// the find
JasperFx/wolverine
Supercharged .NET server side development!
Wolverine is a .NET message bus and mediator that combines in-process messaging (like MediatR) with durable outbox/inbox patterns and external broker support. It's aimed at teams building event-driven or CQRS-style .NET applications, especially those already using Marten or EF Core. It sits somewhere between NServiceBus and MediatR in scope and complexity.
- Transport coverage is genuinely broad: RabbitMQ, Azure Service Bus, SQS, Kafka, NATS, MQTT, Pulsar, GCP Pub/Sub, Redis, plus SQL-backed transports — most with conventional routing and dead letter queue support out of the box.
- Source-generated handler pipelines via JasperFx's code generation avoid reflection at runtime, which gives it real throughput advantages over reflection-heavy alternatives like MediatR.
- Durable outbox/inbox is first-class and works across multiple persistence backends (Marten, EF Core with SQL Server/PostgreSQL/MySQL/SQLite/Oracle, RavenDB), not bolted on as an afterthought.
- Active maintenance with CI workflows split per transport/persistence backend, meaning integration test coverage is actually run against real infrastructure per component — not just mocked.

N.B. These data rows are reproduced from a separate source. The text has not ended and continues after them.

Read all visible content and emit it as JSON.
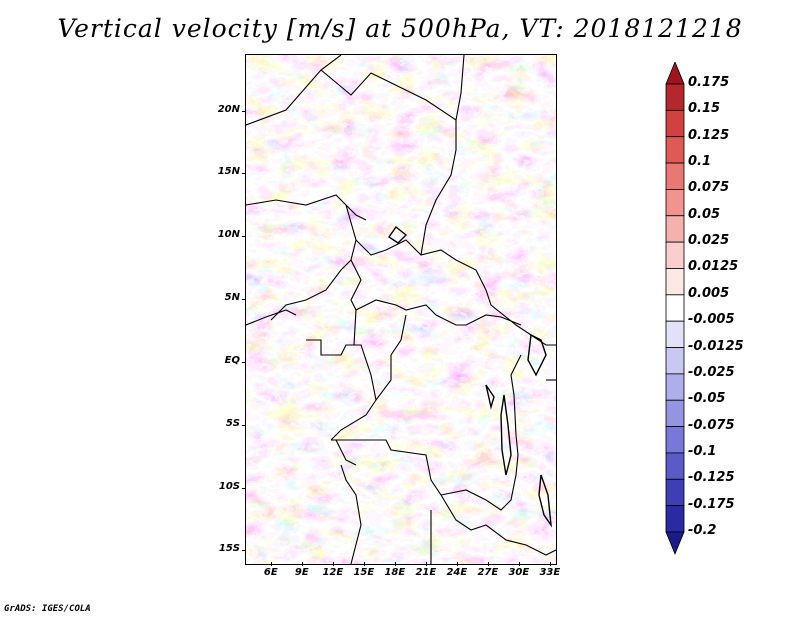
{
  "title": "Vertical velocity [m/s] at 500hPa, VT: 2018121218",
  "footer": "GrADS: IGES/COLA",
  "map": {
    "lat_labels": [
      "20N",
      "15N",
      "10N",
      "5N",
      "EQ",
      "5S",
      "10S",
      "15S"
    ],
    "lon_labels": [
      "6E",
      "9E",
      "12E",
      "15E",
      "18E",
      "21E",
      "24E",
      "27E",
      "30E",
      "33E"
    ],
    "lon_range": [
      3.5,
      33.5
    ],
    "lat_range": [
      -16,
      24.5
    ]
  },
  "colorbar": {
    "labels": [
      "0.175",
      "0.15",
      "0.125",
      "0.1",
      "0.075",
      "0.05",
      "0.025",
      "0.0125",
      "0.005",
      "-0.005",
      "-0.0125",
      "-0.025",
      "-0.05",
      "-0.075",
      "-0.1",
      "-0.125",
      "-0.175",
      "-0.2"
    ],
    "colors": [
      "#a0141e",
      "#b4282d",
      "#d2413f",
      "#e05a55",
      "#e87873",
      "#ef9490",
      "#f5b1ad",
      "#f9cecb",
      "#fde8e6",
      "#ffffff",
      "#e1e1fa",
      "#c8c8f3",
      "#aeaeeb",
      "#9494e2",
      "#7878d8",
      "#5a5ac8",
      "#3e3eb6",
      "#2a2aa5",
      "#1b1b8a"
    ]
  }
}
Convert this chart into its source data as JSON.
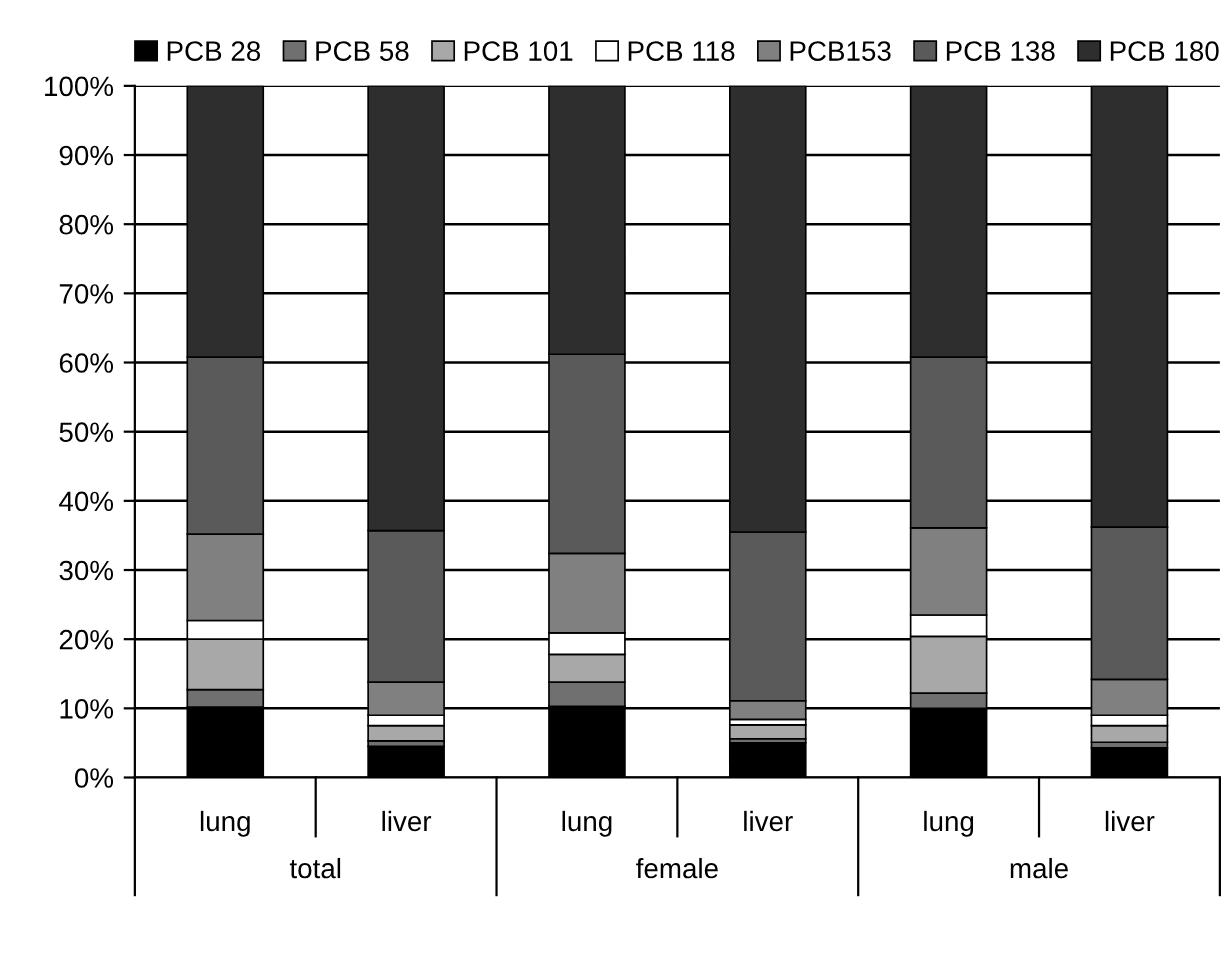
{
  "chart_data": {
    "type": "bar",
    "stacked": true,
    "categories": [
      "lung",
      "liver",
      "lung",
      "liver",
      "lung",
      "liver"
    ],
    "annotations": [
      "total",
      "female",
      "male"
    ],
    "series": [
      {
        "name": "PCB 28",
        "color": "#000000",
        "values": [
          10.2,
          4.5,
          10.3,
          5.0,
          10.0,
          4.3
        ]
      },
      {
        "name": "PCB 58",
        "color": "#707070",
        "values": [
          2.5,
          0.8,
          3.5,
          0.6,
          2.2,
          0.8
        ]
      },
      {
        "name": "PCB 101",
        "color": "#a8a8a8",
        "values": [
          7.3,
          2.2,
          4.0,
          2.0,
          8.2,
          2.4
        ]
      },
      {
        "name": "PCB 118",
        "color": "#ffffff",
        "values": [
          2.7,
          1.5,
          3.1,
          0.8,
          3.1,
          1.5
        ]
      },
      {
        "name": "PCB153",
        "color": "#808080",
        "values": [
          12.5,
          4.8,
          11.5,
          2.7,
          12.6,
          5.2
        ]
      },
      {
        "name": "PCB 138",
        "color": "#5a5a5a",
        "values": [
          25.6,
          21.9,
          28.8,
          24.4,
          24.7,
          22.0
        ]
      },
      {
        "name": "PCB 180",
        "color": "#2e2e2e",
        "values": [
          39.2,
          64.3,
          38.8,
          64.5,
          39.2,
          63.8
        ]
      }
    ],
    "ylim": [
      0,
      100
    ],
    "yticks": [
      {
        "value": 0,
        "label": "0%"
      },
      {
        "value": 10,
        "label": "10%"
      },
      {
        "value": 20,
        "label": "20%"
      },
      {
        "value": 30,
        "label": "30%"
      },
      {
        "value": 40,
        "label": "40%"
      },
      {
        "value": 50,
        "label": "50%"
      },
      {
        "value": 60,
        "label": "60%"
      },
      {
        "value": 70,
        "label": "70%"
      },
      {
        "value": 80,
        "label": "80%"
      },
      {
        "value": 90,
        "label": "90%"
      },
      {
        "value": 100,
        "label": "100%"
      }
    ],
    "grid": "y",
    "legend": "top"
  }
}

- The source-generation magic (Lamar + JasperFx.CodeGeneration) is opaque when things go wrong; debugging why a handler pipeline isn't wiring correctly means digging into generated C# files that most developers won't expect to have to read.
- Heavy JasperFx ecosystem coupling — you get the most value if you're also using Marten (Polecat), which creates a real lock-in risk. Using it purely as a mediator replacement or with non-Marten stacks means you leave most of the interesting features on the table.
- Azure Service Bus integration requires actual cloud infrastructure for integration tests (acknowledged in the README), which is a legitimate gap that will slow CI/CD setup for teams standardizing on that broker.
- The project has a long history of renames and pivots (FubuMVC → Jasper → Wolverine), and some documentation still feels inconsistent between old and new patterns — the migration guide exists, but conceptual terminology shifts between docs pages.